As for the furore that has been raised regarding the Salafist viewpoint on the literature of Egyptian Nobel Laureate Naguib Mahfouz, Dr. Abdel-Ghaffour asked “why must we focus on such issues? Naguib Mahfouz’s novels are an old issue that has been settled once and for all by the Islamic Research Foundation. We do not want to open discussions on this issue again”. The Egyptian Salafist party leader stressed that “we now need to mobilize all our energy for the battle we are fighting to rebuild the country…this must be our top priority. We shouldn’t focus on theoretical issues and things that divide us…this can all be postponed.”

Abdel-Ghaffour stressed that the Al-Nour Party’s priority is to “fight the political battle to reform political practices and the former state of affairs in the country, draw up a new constitution, emphasize freedom of opinion and freedom of the press, establish a strong national coalition government, and restructure the Ministry of Interior.” As for the issue of Islamic Sharia law being imposed in Egypt, the Salafist party leader told Asharq Al-Awsat that “we will never lose sight of Islamic Sharia law… this is one of the things that is present in our political program. However it will take us years to achieve this…it is an objective that we will seek to reach [in the future], but it is not a starting point.” He also clarified that “this [Islamic Sharia law] cannot be forcibly imposed against the will of the people…it can only be put in place by national consensus.”

As for whether the Salafist Al-Nour Party intends to seek an alliance with the Muslim Brotherhood, Dr. Abdel-Ghaffour said “the Al-Nour Party extends its hand to any political group to cooperate with it in this stage so long as we can come to an agreement on objectives and methods” adding “however I reject bilateral alliances, or alliances between purely Islamist parties, without the participation of other political forces in society, because I would prefer to see the formation of a national alliance [government].”

The Egyptian Salafist party leader, in a previous interview with Reuters, had explicitly rejected any alliance with the Muslim Brotherhood, saying “we hate being followers. They always say we take positions according to the Brotherhood, but we have our own vision…there might be a consensus but…we will remain independent.” He added “we don’t rule out that they may marginalise us and portray us as the troublemaking bloc.”

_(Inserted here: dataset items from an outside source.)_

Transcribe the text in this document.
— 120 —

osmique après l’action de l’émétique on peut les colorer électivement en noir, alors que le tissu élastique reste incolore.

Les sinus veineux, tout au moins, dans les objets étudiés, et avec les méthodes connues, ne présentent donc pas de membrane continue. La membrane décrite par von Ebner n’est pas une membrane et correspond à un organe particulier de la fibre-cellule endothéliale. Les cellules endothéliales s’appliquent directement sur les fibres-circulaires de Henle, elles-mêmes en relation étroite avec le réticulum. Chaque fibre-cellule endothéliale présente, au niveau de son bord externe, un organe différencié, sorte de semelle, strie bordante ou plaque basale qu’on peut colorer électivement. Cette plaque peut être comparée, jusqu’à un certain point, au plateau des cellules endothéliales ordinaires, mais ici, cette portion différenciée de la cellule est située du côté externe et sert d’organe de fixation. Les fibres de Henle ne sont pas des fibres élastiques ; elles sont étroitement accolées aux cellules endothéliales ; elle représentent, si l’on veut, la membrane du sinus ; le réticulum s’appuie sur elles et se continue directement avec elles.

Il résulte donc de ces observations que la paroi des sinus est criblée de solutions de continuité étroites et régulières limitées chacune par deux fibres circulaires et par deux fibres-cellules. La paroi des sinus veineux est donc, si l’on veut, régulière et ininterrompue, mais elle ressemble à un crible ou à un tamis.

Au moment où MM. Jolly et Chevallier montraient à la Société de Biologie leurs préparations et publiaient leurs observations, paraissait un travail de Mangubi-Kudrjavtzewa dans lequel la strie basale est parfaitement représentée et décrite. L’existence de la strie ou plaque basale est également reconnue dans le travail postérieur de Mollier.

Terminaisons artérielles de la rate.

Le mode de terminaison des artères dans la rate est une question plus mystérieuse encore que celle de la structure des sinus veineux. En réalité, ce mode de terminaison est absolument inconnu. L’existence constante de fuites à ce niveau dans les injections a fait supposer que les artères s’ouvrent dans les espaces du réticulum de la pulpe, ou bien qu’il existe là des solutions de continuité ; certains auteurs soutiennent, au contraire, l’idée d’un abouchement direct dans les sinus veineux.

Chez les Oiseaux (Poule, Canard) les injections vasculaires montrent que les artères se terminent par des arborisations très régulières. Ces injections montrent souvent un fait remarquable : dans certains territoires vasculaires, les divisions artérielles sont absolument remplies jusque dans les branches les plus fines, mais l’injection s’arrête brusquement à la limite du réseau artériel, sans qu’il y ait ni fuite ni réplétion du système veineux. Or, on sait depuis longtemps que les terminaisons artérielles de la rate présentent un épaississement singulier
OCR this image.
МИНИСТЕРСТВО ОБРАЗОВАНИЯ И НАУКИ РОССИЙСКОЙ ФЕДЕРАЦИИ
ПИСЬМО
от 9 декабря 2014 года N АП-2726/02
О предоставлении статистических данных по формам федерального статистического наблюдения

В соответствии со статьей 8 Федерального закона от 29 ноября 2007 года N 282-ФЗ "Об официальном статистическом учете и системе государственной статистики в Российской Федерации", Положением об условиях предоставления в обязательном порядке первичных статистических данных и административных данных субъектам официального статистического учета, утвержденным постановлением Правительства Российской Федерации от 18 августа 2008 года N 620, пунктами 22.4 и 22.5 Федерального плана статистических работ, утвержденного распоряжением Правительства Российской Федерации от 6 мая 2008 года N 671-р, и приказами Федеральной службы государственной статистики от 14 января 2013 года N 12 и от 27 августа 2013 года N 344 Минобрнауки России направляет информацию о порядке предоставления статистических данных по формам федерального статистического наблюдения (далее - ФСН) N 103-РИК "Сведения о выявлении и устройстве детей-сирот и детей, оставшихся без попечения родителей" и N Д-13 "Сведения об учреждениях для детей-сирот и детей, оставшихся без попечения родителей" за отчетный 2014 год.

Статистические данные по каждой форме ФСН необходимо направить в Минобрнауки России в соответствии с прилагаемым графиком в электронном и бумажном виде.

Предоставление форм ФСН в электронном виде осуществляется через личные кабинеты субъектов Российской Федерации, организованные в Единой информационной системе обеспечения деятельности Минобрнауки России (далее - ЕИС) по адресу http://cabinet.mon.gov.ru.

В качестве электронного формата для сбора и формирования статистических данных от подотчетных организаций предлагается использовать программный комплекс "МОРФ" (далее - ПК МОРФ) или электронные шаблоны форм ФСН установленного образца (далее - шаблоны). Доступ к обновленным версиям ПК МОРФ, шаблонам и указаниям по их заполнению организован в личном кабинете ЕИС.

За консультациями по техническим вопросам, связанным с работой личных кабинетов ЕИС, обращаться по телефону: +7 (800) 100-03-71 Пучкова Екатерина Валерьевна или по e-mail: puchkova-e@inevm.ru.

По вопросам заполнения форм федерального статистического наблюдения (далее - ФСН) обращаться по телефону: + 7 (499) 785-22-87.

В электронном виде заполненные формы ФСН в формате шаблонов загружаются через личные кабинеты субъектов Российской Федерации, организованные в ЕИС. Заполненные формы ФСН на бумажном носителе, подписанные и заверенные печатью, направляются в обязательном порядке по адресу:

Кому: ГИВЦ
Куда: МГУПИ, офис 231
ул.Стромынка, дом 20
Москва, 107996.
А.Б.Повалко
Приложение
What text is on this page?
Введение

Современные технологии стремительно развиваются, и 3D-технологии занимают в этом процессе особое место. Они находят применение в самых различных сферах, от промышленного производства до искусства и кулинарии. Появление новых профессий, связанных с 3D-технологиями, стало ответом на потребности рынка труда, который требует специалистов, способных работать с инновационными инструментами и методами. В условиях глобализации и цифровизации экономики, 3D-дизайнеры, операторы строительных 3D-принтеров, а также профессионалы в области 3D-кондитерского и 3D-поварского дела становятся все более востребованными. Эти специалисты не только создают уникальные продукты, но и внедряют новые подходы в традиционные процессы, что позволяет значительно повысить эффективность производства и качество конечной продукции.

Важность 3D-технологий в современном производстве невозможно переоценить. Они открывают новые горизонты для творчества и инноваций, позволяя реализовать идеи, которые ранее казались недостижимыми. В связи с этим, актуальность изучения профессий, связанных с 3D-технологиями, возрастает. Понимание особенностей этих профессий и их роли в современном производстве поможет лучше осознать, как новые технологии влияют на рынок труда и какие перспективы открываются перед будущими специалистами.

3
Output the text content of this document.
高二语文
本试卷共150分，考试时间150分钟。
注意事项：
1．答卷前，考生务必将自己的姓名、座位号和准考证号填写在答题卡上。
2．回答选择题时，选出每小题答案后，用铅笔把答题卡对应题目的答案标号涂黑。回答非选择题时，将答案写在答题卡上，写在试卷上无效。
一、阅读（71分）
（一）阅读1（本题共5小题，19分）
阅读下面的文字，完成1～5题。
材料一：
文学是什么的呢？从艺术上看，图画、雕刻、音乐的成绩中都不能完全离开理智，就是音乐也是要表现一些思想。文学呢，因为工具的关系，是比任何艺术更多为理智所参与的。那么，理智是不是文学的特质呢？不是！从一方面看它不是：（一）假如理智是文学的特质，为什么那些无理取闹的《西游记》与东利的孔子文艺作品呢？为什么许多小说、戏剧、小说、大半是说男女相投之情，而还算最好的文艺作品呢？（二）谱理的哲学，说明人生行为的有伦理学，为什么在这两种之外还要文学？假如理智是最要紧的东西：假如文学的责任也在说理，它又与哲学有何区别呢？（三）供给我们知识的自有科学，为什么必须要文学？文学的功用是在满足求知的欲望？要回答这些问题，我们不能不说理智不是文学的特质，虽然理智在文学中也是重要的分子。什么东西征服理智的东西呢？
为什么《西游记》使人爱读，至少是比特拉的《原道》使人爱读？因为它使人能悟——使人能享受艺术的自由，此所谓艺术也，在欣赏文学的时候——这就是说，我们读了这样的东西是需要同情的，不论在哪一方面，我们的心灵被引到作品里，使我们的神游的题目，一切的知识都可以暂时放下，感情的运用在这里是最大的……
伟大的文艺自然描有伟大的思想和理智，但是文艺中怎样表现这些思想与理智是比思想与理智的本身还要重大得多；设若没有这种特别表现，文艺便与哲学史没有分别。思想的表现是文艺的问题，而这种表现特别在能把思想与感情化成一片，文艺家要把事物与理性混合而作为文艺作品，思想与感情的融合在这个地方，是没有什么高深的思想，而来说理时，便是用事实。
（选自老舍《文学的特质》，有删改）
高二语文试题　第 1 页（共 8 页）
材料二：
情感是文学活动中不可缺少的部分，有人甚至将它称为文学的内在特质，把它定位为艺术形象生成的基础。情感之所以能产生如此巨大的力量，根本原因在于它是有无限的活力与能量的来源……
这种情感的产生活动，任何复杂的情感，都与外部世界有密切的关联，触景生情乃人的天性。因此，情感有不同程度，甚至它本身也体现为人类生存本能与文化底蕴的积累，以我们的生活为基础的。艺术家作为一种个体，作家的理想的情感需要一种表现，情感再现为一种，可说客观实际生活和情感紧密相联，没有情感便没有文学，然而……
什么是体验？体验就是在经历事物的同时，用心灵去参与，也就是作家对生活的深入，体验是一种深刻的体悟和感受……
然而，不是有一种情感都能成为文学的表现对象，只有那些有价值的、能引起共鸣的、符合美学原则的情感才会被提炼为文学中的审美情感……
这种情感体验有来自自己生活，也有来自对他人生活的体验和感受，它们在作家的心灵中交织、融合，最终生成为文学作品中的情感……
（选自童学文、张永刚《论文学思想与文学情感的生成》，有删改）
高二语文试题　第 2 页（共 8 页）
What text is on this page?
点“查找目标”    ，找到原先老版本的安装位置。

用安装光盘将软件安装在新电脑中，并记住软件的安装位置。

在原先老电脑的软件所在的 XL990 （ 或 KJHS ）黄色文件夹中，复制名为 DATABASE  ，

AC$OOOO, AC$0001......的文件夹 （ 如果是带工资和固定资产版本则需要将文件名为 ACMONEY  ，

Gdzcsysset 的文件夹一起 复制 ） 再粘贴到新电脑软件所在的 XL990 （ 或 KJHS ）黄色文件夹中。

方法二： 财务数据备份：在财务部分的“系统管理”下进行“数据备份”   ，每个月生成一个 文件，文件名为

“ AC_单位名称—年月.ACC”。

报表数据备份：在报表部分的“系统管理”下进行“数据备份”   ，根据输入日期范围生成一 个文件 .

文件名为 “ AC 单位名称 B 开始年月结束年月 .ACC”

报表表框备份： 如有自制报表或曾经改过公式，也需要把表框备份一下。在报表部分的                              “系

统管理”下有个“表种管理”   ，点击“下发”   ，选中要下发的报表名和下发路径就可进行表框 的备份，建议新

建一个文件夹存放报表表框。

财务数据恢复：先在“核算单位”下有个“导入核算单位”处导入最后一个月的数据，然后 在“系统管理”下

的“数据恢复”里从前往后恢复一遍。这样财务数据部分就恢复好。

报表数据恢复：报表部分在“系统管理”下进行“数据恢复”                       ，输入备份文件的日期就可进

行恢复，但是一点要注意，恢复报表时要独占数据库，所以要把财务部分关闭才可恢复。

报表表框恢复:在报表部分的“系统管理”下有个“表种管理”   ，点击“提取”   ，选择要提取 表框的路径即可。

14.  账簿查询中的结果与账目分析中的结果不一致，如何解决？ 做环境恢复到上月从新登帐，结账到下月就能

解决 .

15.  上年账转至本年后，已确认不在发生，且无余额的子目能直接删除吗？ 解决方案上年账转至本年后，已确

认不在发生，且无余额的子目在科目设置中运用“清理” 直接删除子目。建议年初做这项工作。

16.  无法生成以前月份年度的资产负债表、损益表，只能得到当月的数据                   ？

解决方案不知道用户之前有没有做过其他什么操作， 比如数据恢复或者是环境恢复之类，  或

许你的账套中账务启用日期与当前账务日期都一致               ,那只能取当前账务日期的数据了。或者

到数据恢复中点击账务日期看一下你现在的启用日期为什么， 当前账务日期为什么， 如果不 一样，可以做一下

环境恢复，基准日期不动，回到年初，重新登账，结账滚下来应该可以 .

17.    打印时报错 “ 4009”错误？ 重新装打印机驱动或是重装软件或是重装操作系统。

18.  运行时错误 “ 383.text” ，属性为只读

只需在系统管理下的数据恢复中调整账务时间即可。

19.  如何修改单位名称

As for the formation of the new Egyptian government, which was formed by the Egyptian Supreme Council of the Armed Forces [SCAF], who remain in control of the country, the Salafist political leader asked “how is it possible for a political trend to achieve a parliamentary majority, and then be asked to sit on the opposition side [in parliament]…this is something that would not happen anywhere else in the world.” He added that he wants to see the formation of a broad-based national alliance in Egypt made up of all parties who win more than 5 percent of parliamentary seats in the forthcoming parliament.

However Muslim Brotherhood Freedom and Justice Party leader Dr. Mohamed Morsy told the press that talk about the formation of political alliances is premature, particularly as the second and third phases of the Egyptian parliamentary elections are still to be carried out.

Freedom and Justice Party foreign relations secretary, Mohamed Soudan, stressed that “everybody knows that the Muslim Brotherhood are the most moderate political group in the Islamic word” adding “through our programme, we guarantee everyone his citizen rights, regardless of faith. We will not interfere in the relationship between the [Egyptian] citizens and their God.”

Speaking to the press, Salafist Al-Nour Party leader, Dr. Emad Eddine Abdel-Ghaffour denied that there was any conflict between the Al-Nour Party and SCAF, stressing “we often meet to discuss the political situation.” However he also said that “SCAF said the parliamentary majority would form the government” adding “problems could arise if this does not happen, as it would mean the people’s choice is worthless.” He stressed “SCAF cannot prevent a coalition of 50 percent or more from forming the government.”